Court Imposes Detailed Nonprofit Governance Reform on NRA
Last summer I told you that the NY Attorney General might be overstepping a bit in her effort to impose an internal “compliance monitor” on the National Rifle Association. La Pierre and his greasy cronies got what they deserved but the AG also wanted an “internal compliance officer” — a snitch, really — who would monitor and report back to the Court and the AG. Here is a restatement of the NRA’s objection from the prior post:
But once the state assumes governance authority and supervision over a charitable organization, it is better able to control an organization’s substantive policies if that’s what an apparatchik wants to do.
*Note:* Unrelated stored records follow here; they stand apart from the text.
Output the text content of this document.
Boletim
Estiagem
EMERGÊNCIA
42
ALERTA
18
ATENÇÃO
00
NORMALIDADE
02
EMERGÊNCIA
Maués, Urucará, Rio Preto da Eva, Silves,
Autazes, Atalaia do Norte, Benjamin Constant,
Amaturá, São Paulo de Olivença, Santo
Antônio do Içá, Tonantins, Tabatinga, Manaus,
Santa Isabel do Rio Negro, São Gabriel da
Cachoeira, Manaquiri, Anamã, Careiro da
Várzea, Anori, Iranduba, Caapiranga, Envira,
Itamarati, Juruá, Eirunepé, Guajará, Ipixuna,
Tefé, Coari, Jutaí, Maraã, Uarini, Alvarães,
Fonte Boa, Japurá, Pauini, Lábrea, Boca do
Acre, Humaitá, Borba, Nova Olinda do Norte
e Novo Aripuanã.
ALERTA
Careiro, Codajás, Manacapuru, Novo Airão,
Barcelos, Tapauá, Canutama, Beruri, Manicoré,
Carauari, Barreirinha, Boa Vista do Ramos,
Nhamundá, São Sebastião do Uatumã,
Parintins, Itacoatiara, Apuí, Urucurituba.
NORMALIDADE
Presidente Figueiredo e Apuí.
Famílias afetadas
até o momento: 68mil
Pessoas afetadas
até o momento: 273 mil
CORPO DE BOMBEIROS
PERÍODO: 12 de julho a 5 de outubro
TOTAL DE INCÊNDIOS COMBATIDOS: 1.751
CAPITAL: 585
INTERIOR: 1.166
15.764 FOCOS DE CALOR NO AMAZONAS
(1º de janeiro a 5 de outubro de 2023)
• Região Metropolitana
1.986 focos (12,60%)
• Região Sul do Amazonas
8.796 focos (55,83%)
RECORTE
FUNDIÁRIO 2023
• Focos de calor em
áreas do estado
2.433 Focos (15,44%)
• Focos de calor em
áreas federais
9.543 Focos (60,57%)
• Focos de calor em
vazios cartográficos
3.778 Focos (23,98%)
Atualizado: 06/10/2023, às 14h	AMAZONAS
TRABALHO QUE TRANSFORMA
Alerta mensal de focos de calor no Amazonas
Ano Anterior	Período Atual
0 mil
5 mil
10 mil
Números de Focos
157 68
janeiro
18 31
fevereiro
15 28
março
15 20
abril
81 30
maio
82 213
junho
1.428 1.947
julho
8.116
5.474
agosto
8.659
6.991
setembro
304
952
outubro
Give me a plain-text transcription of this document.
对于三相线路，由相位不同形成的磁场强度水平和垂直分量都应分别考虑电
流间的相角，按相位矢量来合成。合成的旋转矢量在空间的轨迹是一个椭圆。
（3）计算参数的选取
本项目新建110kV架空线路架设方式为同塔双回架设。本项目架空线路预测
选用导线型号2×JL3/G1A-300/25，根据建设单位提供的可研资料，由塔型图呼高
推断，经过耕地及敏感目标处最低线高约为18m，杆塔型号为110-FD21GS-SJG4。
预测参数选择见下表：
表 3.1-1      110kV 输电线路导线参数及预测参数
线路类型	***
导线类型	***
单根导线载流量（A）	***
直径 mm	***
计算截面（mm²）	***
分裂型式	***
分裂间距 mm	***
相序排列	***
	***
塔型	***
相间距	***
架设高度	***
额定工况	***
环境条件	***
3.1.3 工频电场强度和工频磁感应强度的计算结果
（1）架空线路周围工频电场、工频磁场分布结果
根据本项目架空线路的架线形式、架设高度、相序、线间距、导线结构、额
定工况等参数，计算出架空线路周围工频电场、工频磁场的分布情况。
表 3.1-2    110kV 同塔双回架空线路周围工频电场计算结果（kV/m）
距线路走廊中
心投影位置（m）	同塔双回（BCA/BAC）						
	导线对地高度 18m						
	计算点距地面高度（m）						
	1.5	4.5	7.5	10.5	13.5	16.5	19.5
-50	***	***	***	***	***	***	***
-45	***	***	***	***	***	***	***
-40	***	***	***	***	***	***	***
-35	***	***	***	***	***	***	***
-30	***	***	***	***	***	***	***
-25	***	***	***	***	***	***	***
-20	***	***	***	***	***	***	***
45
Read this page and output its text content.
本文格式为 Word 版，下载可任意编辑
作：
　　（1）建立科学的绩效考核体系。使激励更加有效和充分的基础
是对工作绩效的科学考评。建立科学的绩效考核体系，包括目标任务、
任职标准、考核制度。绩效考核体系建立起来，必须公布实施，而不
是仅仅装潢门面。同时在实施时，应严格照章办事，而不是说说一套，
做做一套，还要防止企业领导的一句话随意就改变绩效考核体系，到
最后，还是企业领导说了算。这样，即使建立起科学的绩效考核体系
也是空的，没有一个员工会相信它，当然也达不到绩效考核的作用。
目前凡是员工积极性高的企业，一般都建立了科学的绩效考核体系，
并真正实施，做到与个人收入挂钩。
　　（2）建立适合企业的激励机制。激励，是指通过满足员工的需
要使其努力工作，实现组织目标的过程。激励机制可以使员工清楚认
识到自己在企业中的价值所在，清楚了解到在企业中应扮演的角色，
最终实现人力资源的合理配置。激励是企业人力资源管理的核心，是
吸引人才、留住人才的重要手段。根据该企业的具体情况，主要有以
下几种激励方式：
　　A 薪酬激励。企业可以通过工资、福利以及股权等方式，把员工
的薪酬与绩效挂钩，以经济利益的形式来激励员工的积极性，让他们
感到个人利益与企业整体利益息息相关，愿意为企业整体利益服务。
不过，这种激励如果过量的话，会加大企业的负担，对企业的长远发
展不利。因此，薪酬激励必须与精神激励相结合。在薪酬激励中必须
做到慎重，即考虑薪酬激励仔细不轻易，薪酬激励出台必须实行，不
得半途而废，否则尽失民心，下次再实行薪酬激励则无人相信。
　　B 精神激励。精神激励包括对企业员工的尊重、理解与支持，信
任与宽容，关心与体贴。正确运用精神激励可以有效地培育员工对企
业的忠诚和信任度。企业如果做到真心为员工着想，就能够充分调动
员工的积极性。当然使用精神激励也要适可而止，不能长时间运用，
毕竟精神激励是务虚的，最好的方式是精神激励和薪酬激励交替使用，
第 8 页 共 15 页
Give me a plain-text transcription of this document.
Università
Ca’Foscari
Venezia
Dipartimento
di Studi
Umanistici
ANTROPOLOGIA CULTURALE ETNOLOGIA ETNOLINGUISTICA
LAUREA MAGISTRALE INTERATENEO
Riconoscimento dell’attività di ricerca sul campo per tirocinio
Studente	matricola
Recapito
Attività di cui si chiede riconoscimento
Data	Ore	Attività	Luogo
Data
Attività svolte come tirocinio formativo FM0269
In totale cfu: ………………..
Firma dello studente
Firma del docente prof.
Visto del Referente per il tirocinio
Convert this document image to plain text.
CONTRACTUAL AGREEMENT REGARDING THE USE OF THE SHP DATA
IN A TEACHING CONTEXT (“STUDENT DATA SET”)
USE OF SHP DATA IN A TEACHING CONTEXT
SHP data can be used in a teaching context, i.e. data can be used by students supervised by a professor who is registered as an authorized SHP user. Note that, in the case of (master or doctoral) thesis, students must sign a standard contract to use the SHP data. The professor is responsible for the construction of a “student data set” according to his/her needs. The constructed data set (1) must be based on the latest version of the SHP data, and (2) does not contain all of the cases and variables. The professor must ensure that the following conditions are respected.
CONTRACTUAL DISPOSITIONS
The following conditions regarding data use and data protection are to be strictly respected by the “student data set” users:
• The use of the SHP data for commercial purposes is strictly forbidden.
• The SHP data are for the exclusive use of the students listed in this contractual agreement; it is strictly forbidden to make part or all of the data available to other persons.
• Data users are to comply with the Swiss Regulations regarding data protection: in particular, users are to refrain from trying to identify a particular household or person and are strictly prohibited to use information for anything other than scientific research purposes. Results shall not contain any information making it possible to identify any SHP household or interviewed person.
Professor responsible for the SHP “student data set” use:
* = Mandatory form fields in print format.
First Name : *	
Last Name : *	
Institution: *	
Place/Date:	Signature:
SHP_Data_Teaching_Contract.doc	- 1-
What if the State thinks it’s a bad idea for NRA to oppose gun control and instead that it should support mental health treatment? Couldn’t the State exercise monitoring and governance authority in a manner that leads NRA towards acceptance of more gun control? And how does State supervision impact donations? Some potential donors, for example, might decide to withhold financial support for fear of government appropriation. Because if donors want to contribute to a government controlled effort, they can just pay taxes. That result — depressed donations — could be an indirect means of controlling NRA’s message or views. So a court should be careful about putting an organization into the sort of government receivership NY is advocating.
Those good arguments were first made by NRA and La Pierre’s counsel, I only expressed agreement. On Wednesday, the Court issued a final order omitting the internal compliance monitor but imposing a different sort of supervision. It’s a good bet that a Court got it right when both sides claim victory, as does the NRA here and the AG here. The order imposed significant governance requirements, including that the NRA must issue annual compliance reports and “enhanced” IRS 990s and state reports, follow a detailed Director nomination policy, implement a detailed audit committee requirement, and implement additional safeguards against private inurement and excess benefit via a beefed up related-party transaction policy. Most of those impositions are consistent with measures the NRA voluntarily adopted earlier to fend off further AG supervision. Although the Court did not adopt the AG’s proposed internal compliance monitor, it requires the NRA to hire a court-approved consultant:
(11) Consultant. The NRA shall retain a Court-approved consultant to work with the Chief Compliance Officer and staff to make recommendations to the Board of Directors in connection with implementing any directives from the Court in the above-captioned action, as well as regarding best governance practices. The NRA shall submit the name and background information of its proposed consultant to the Court and the Attorney General. After giving the Attorney General 14 days to comment, the Court will decide whether to approve the candidate or require the NRA to propose a new one. The proposed consultant shall not be someone who appeared as a witness at trial on behalf of the NRA in this matter.
A “consultant” might not be much different from a “monitor,” actually. The difference, one that probably makes the appointment tolerable despite NRA’s objections, is that the “consultant” is not required to make reports to the attorney general and the Court, but is answerable only to the Board after an initial court and AG approval process. It all might be a delicate dance in terms of preserving a charitable organization’s independence while also preventing the misappropriation of charitable assets.